Acts of generosity…

I think that if I pretend that I haven’t ignored this blog for an exceptionally long time and just start writing again that no one will notice…
Today I was struck by several acts of generosity that were conveyed to me for no apparent reason by people who stood nothing to gain by giving them. Let me back up…

I am in Bentiu, Unity State – a state that was ravaged by war, dominated by oil, and is, still, as close to the wild west as you can get in the world today. Different political factions swagger around town with their bodyguards (read: private militias) in shiny suits and land cruises with guns pointing every which way out the window.
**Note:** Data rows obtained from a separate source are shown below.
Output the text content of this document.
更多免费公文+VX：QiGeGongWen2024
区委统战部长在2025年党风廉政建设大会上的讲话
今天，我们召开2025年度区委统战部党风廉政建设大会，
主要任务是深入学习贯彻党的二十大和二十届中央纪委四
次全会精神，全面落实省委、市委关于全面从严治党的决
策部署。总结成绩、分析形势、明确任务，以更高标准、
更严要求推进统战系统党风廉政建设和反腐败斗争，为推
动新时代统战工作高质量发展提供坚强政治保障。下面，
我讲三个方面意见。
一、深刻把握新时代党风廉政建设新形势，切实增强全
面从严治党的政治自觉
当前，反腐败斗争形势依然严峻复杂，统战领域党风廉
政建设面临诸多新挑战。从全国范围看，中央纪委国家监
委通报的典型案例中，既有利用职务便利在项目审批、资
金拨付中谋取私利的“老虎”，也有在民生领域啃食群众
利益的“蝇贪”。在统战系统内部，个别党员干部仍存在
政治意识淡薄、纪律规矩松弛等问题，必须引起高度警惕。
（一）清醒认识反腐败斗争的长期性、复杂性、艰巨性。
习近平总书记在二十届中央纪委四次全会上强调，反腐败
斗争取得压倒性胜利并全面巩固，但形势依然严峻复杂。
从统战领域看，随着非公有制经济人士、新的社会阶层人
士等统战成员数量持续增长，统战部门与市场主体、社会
It is hot, and dusty. At just about any moment you expect a show down to in the open street complete with tumbleweeds and that classic western music. It’s not a place where you expect extreme civility but one is always surprised.

I am helping the Ministry of Labour and Public Service to implement an HR system. That might seem like a mundane task and I suppose it is but it is fascinating to be on the inside of a government as it builds itself. You never really stop to wonder how bureacracies became the way they are but here…in 100 years time when people look back and take it for granted the answer is…me. Well, that might be a bit of an overstatement. It’s me and a bunch of unbelievably civil and dedicated bureaucrats who want systems in place so that people can be paid and services can be delivered. So, today for example when I was delivering letters of introduction I expected a bit of the wild west swagger – bureaucrat style – to be served up to me on a platter and instead there was nothing but extreme civility. Ministers and Directors General who welcomed me to Bentiu, wanted to know about my family, what my name meant, where I’d been in Southern Sudan before, where I was now staying and whether I found it comfortable. In the seventeen ministries I visited – with the sole exception of one – I found nothing but people who were delighted that I was there and who were incredibly excited and supportive of…wait for it…HR administration. I was dumbfounded.

So, I came back to the UNMIS team site, where I currently reside to our ants, and mice, and camp showers, rotted out floors and containers that smell like whatever we last cooked on the hot plate ready to have a quick run and make something else to smell for the next 24 hours. But, that plan got nixed because the Americans were back. Two State Department people who weren’t supposed to be back for several days had returned early. Returned with wine. For Valentine’s day. So, the elections monitors, my colleague and I sat around having wine and talking about nothing in particular. It was nice. The water all goes off at 10 so I excused myself early and went back to my container when there’s a knock at the door. It is Doo-doo (yes, that is actually his name) a wonderful, exuberant man from Namibia who is a devout Muslim and lives in Minnesota but was here to monitor the Referendum. He is holding a towel and then takes out a bottle of wine.

‘Doo-doo,’ I say. ‘Where did you get this?’ Wine, being somewhat easier to come by than, say, uranium in these parts.
‘I bought it,’ he says.
‘But why?’ I ask.
‘For you to drink,’ he says. ‘For Heida.’ (it’s my colleagues birthday in a week).

Again, I was struck by the gesture of civility and kindness extended for no apparent reason. He doesn’t drink, he gains nothing by buying wine for us and yet he bought it for us anyway. There’s something about that which I struggle to explain but it makes me happy anyway.
Sometimes, I wonder on days like these if everything is doomed to go wrong after all. Or if, maybe, there are – even in Bentiu - enough small acts of generosity and civility in the darkest places of the world to save us all.